Tournage d'un film d'horreur à Montréal | Un homme accusé d'avoir terrorisé le réalisateur - La Presse

La police de Montréal a arrêté un cinéphile qui aurait selon elle pris trop au sérieux la série de films d’horreur Scream, notamment le sixième volet, dont la bande-annonce a été dévoilée la semaine dernière. L’homme est accusé de s’être inspiré de la trame narrative sanglante de l’œuvre pour tourmenter l’équipe de production pendant le tournage du long métrage au Québec l’été dernier.

Lorsque le tournage de Scream 6 s’est amorcé à Montréal, l’été dernier, les responsables de la production ont commencé à voir passer sur les réseaux sociaux des messages agressifs, menaçants. Des publications faisaient référence aux lieux de tournage et à certains personnages de la série, notamment le fameux Ghostface, ce tueur au masque de fantôme qui assassine de jeunes amateurs de films d’horreur.

Lorsque les publications étaient signalées, les sociétés de réseaux sociaux les retiraient. Mais de nouveaux comptes apparaissaient, et les messages reprenaient.
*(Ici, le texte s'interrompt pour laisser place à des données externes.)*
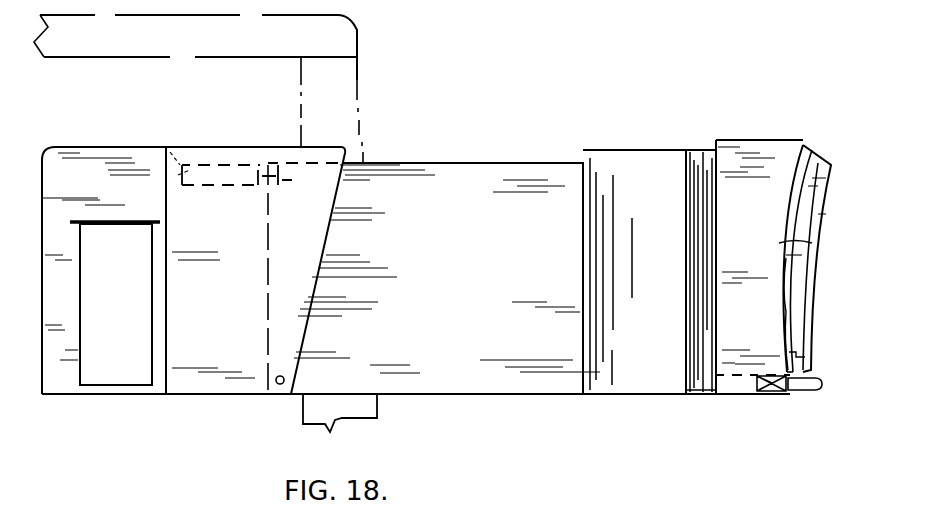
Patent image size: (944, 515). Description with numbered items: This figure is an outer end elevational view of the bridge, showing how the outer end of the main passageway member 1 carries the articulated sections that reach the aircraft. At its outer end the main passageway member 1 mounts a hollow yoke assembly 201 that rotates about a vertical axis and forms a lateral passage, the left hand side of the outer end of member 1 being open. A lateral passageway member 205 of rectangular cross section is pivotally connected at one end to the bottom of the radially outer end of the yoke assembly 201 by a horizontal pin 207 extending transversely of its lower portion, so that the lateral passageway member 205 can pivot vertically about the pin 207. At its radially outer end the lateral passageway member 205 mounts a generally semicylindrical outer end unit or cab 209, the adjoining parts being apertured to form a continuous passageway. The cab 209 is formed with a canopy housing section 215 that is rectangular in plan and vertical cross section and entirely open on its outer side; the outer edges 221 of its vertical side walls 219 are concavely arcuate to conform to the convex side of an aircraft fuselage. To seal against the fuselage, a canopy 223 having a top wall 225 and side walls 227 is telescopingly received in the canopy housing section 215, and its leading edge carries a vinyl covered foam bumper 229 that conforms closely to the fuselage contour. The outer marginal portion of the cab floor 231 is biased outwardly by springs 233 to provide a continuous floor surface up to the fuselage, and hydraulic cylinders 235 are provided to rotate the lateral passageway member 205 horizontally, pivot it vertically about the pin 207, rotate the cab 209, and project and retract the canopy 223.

The main passageway member 1 is at (44, 147).
The yoke assembly 201 is at (236, 303).
The lateral passageway member 205 is at (492, 289).
The horizontal pin 207 is at (277, 385).
The outer end unit (cab) 209 is at (652, 395).
The canopy housing section 215 is at (762, 150).
The vertical side walls 219 is at (758, 210).
The outer edges 221 is at (808, 242).
The canopy 223 is at (828, 199).
The top wall 225 is at (815, 160).
The side walls 227 is at (799, 273).
The vinyl covered foam bumper 229 is at (810, 312).
The outer marginal portion of the cab floor 231 is at (815, 391).
The springs 233 is at (772, 394).
The hydraulic cylinders 235 is at (222, 196).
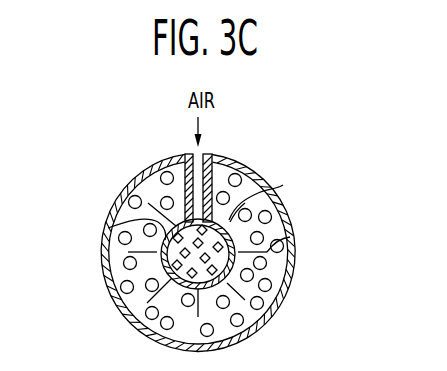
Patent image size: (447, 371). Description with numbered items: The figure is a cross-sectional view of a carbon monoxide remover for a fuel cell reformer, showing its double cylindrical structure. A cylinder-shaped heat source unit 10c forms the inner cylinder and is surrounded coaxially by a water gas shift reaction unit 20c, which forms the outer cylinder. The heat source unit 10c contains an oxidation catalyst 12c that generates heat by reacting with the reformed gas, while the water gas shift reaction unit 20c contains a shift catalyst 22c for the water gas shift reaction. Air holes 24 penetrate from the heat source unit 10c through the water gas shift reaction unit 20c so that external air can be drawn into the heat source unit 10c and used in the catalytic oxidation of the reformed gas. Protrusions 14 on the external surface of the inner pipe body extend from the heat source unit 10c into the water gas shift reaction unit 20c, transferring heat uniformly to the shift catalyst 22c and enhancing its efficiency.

The heat source unit 10c is at (283, 185).
The oxidation catalyst 12c is at (101, 226).
The protrusions 14 is at (295, 237).
The water gas shift reaction unit 20c is at (295, 263).
The shift catalyst 22c is at (270, 289).
The air holes 24 is at (197, 170).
Le ou les auteurs montraient clairement qu’ils étaient là, tout près, pendant le tournage. Les photos des lieux qu’ils égrenaient sur le web ne laissaient pas de doute.

« Le suspect fait des publications Twitter et Instagram dans lesquelles il suit les déplacements de l’équipe de production du film Scream 6, Radio Silence, à Montréal », a écrit à l’époque un sergent-détective du Service de police de la Ville de Montréal (SPVM), Henley Coulombe, dans une demande d’ordonnance judiciaire déposée au palais de justice de Montréal.

« Le 6 juin 2022, le suspect publie différentes menaces sur Twitter et sur Instagram à l’effet qu’il vengera des personnages du film, publications auxquelles il ajoute un émoji couteau », poursuit l’enquêteur.

Scream a inspiré des masses de fans particulièrement enthousiastes depuis le lancement du premier film dirigé par le réalisateur Wes Craven, un des maîtres du genre, en 1996. La production avait révolutionné le genre et cartonné au box-office. Les personnages rigolaient des clichés des films d’horreur alors qu’ils étaient pourchassés par le sinistre tueur Ghostface, amateur de films d’épouvante lui aussi.

À Montréal, l’équipe de tournage qui travaillait sur le sixième film l’été dernier avait été avertie que certains fans pouvaient faire peur, selon ce qu’ont confirmé deux travailleurs à La Presse.

Ceux-ci ont demandé à s’exprimer sous le couvert de l’anonymat, car des engagements contractuels les empêchent de discuter de l’affaire.

« On a été informés. Il fallait faire attention sur les lieux de tournage. C’est quand même un film avec certains fans assez spéciaux », affirme l’un des travailleurs en entrevue.

Dans la salle avec eux

Le 6 juin, le réalisateur Tyler Gillett, membre du collectif cinématographique Radio Silence, décide de prendre une pause. Il se rend avec deux de ses collaborateurs au cinéma Banque Scotia, rue Sainte-Catherine, assister à une représentation de Top Gun : Maverick en version IMAX. Une fois dans la salle, les membres de l’équipe de production regardent leur téléphone. La terreur s’empare d’eux lorsqu’ils constatent les nouvelles publications de leur harceleur. Il semble les avoir suivis. Il dit être dans la salle, avec eux, pour voir le film.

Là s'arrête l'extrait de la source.